With the growing amount of information being entered into EHRs across the country, the American Medical Informatics Association convened a panel to make recommendations for how best to use EHR securely for purposes other than direct patient care. In 2006, the panel called for a national standard to deal with the issue of privacy. They described complex situations where there were security breaches due to problems with deidentification or data was being sold by physicians for profit [42]. While the panel demanded that the national framework be transparent, comprehensive and publicly accepted, they did not propose a particular standard at that time [42]. Other groups such as the Patient-Centered Outcomes Research Institute have since addressed the same conflict in a national forum in 2012. Similarly, while visions were discussed, no explicit recommendation was set forth [PCORI]. Controversy continues in this area.

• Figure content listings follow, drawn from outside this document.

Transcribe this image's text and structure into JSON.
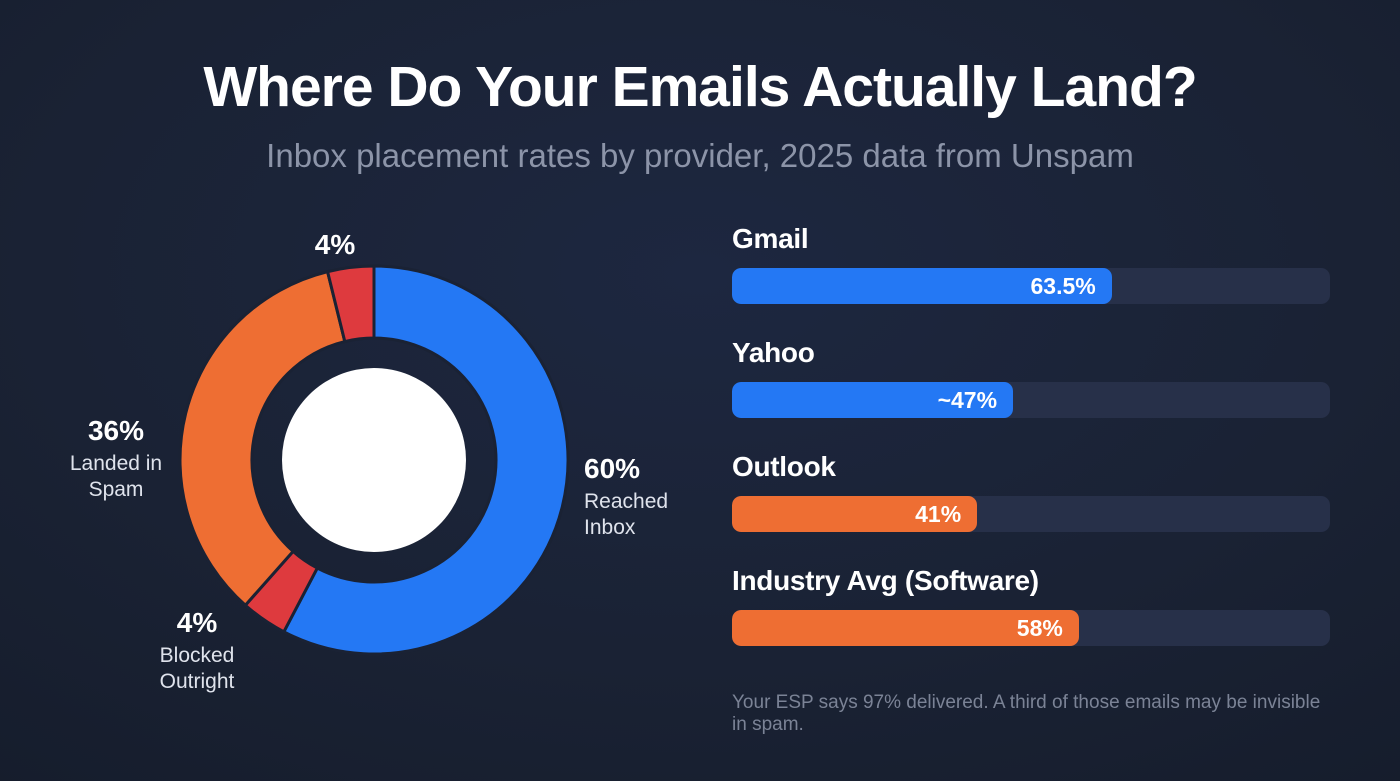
{
  "colors": {
    "background": "#1a2234",
    "blue": "#2478f4",
    "orange": "#ee6e33",
    "red": "#de3a3e",
    "track": "#273049",
    "white": "#ffffff"
  },
  "header": {
    "title": "Where Do Your Emails Actually Land?",
    "subtitle": "Inbox placement rates by provider, 2025 data from Unspam"
  },
  "chart_data": [
    {
      "type": "pie",
      "variant": "donut",
      "title": "Inbox placement breakdown",
      "slices": [
        {
          "label": "Reached Inbox",
          "value": 60,
          "color": "blue",
          "text_lines": [
            "60%",
            "Reached",
            "Inbox"
          ]
        },
        {
          "label": "Blocked Outright",
          "value": 4,
          "color": "red",
          "text_lines": [
            "4%",
            "Blocked",
            "Outright"
          ]
        },
        {
          "label": "Landed in Spam",
          "value": 36,
          "color": "orange",
          "text_lines": [
            "36%",
            "Landed in",
            "Spam"
          ]
        },
        {
          "label": "",
          "value": 4,
          "color": "red",
          "text_lines": [
            "4%"
          ]
        }
      ],
      "start_angle_deg": 0,
      "direction": "clockwise",
      "center_fill": "#ffffff"
    },
    {
      "type": "bar",
      "orientation": "horizontal",
      "categories": [
        "Gmail",
        "Yahoo",
        "Outlook",
        "Industry Avg (Software)"
      ],
      "values": [
        63.5,
        47,
        41,
        58
      ],
      "value_labels": [
        "63.5%",
        "~47%",
        "41%",
        "58%"
      ],
      "bar_colors": [
        "blue",
        "blue",
        "orange",
        "orange"
      ],
      "xlim": [
        0,
        100
      ],
      "footnote": "Your ESP says 97% delivered. A third of those emails may be invisible in spam."
    }
  ]
}
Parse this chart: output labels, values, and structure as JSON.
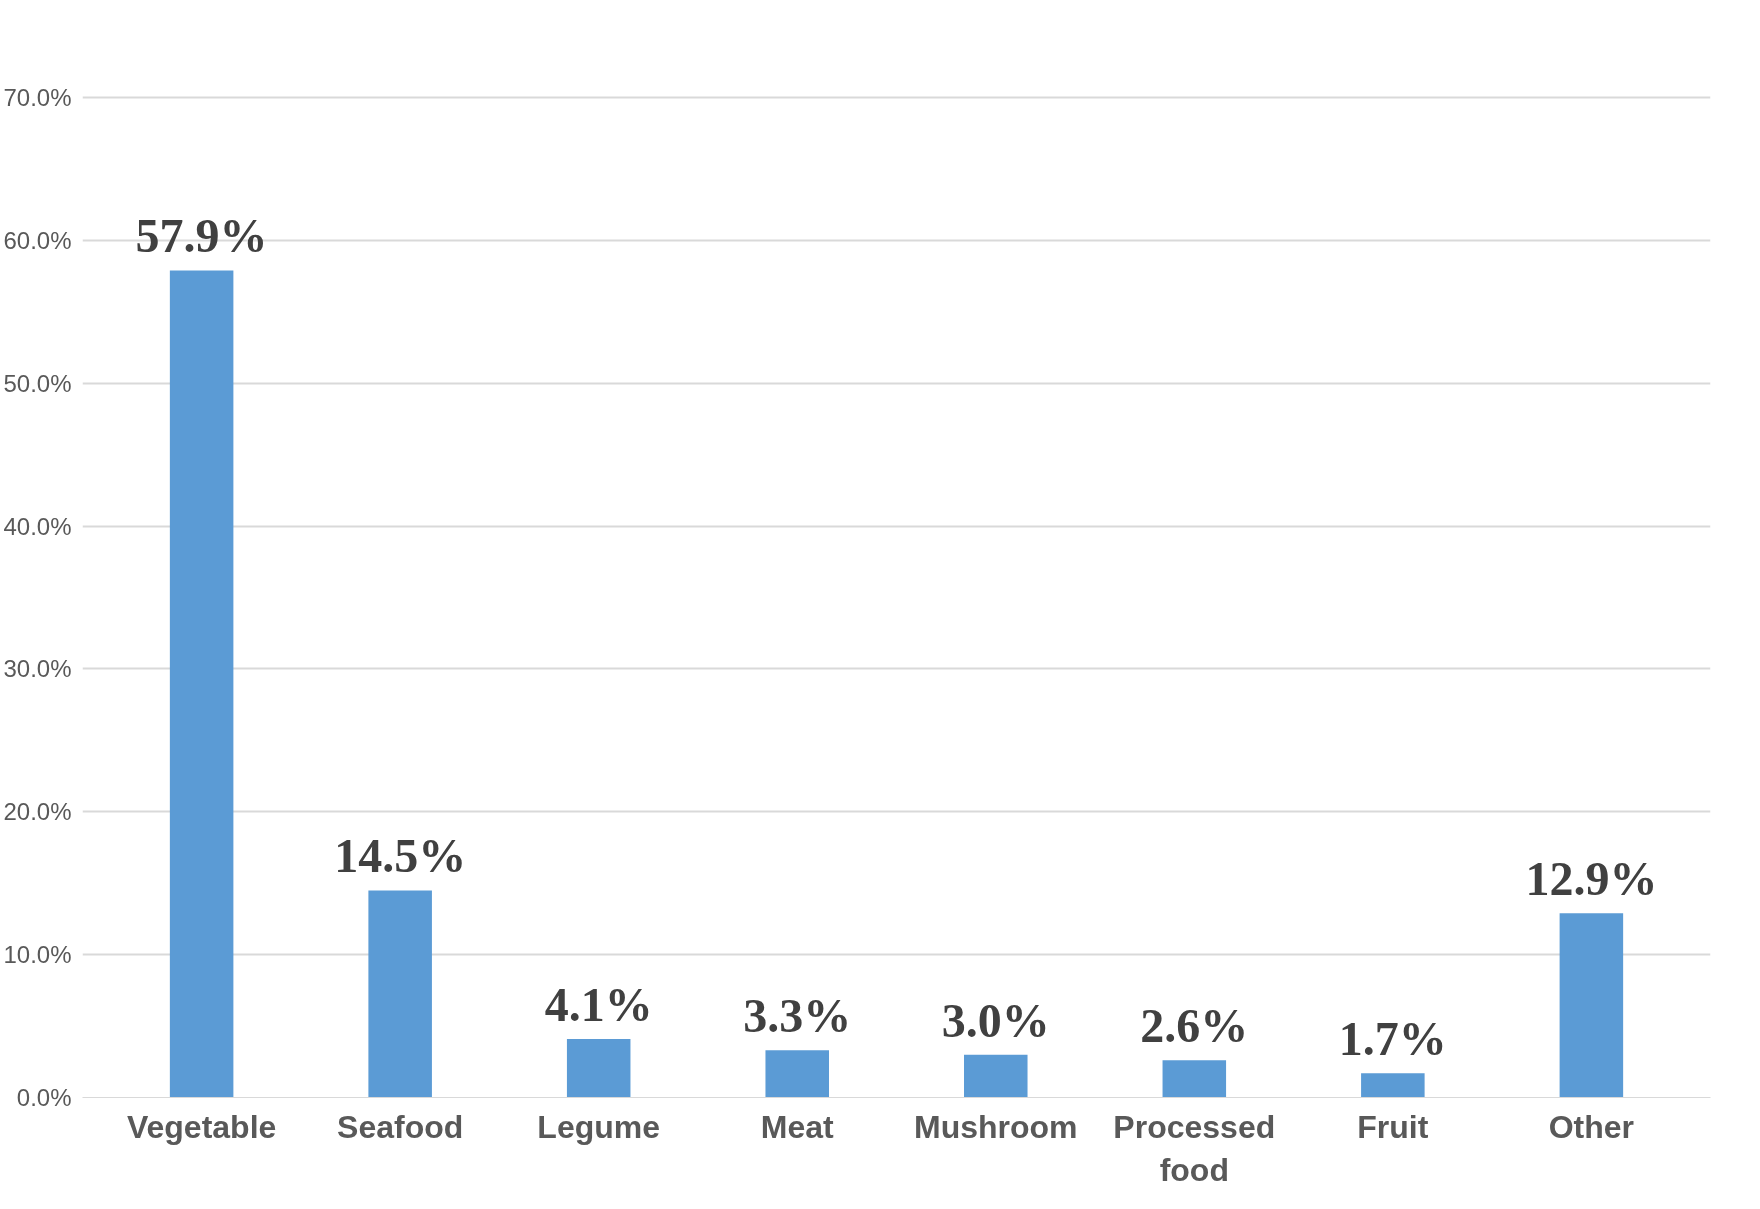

5 Multidimensional Collaborations

Going forward, the true power of integrated data can only be harnessed by forming more collaborations, both within institutions and between them. Research on a national scale in the U.S. has been shown to be feasible. The FDA implemented a pilot program in 2009 called the Mini-Sentinel program. It brought together 31 academic and private organizations to monitor for safety events related to medications and devices currently on the market [43]. Admittedly, merging databases may require significant financial resources, especially if the datasets need to be coded and/or validated, but researchers like Bradley et al. [44] believe this is a cost-effective use of grant money because of the vast potential to make advances in the way we deliver care. Fundamental to the feasibility of multidimensional collaborations is the ability to ensure accuracy of large-scale data and integrate it across multiple health record technologies and platforms. Efforts to ensure data quality and accessibility must be promoted alongside patient privacy.

6 Conclusion

Researchers continue to ask fundamental questions of our health system, making use of the deluge of data generated by EHRs. Unfortunately, that deluge is messy and problematic. As the field of health services research with EHRs continues to evolve, we must hold researchers to rigorous standards [45] and encourage more investment in research-friendly clinical databases as well as cross-institutional collaborations. Only then will the discoveries in health outcomes and health services research be one click away [46, 47]. It is time for healthcare to reap the same reward from a rich data source that is already in existence.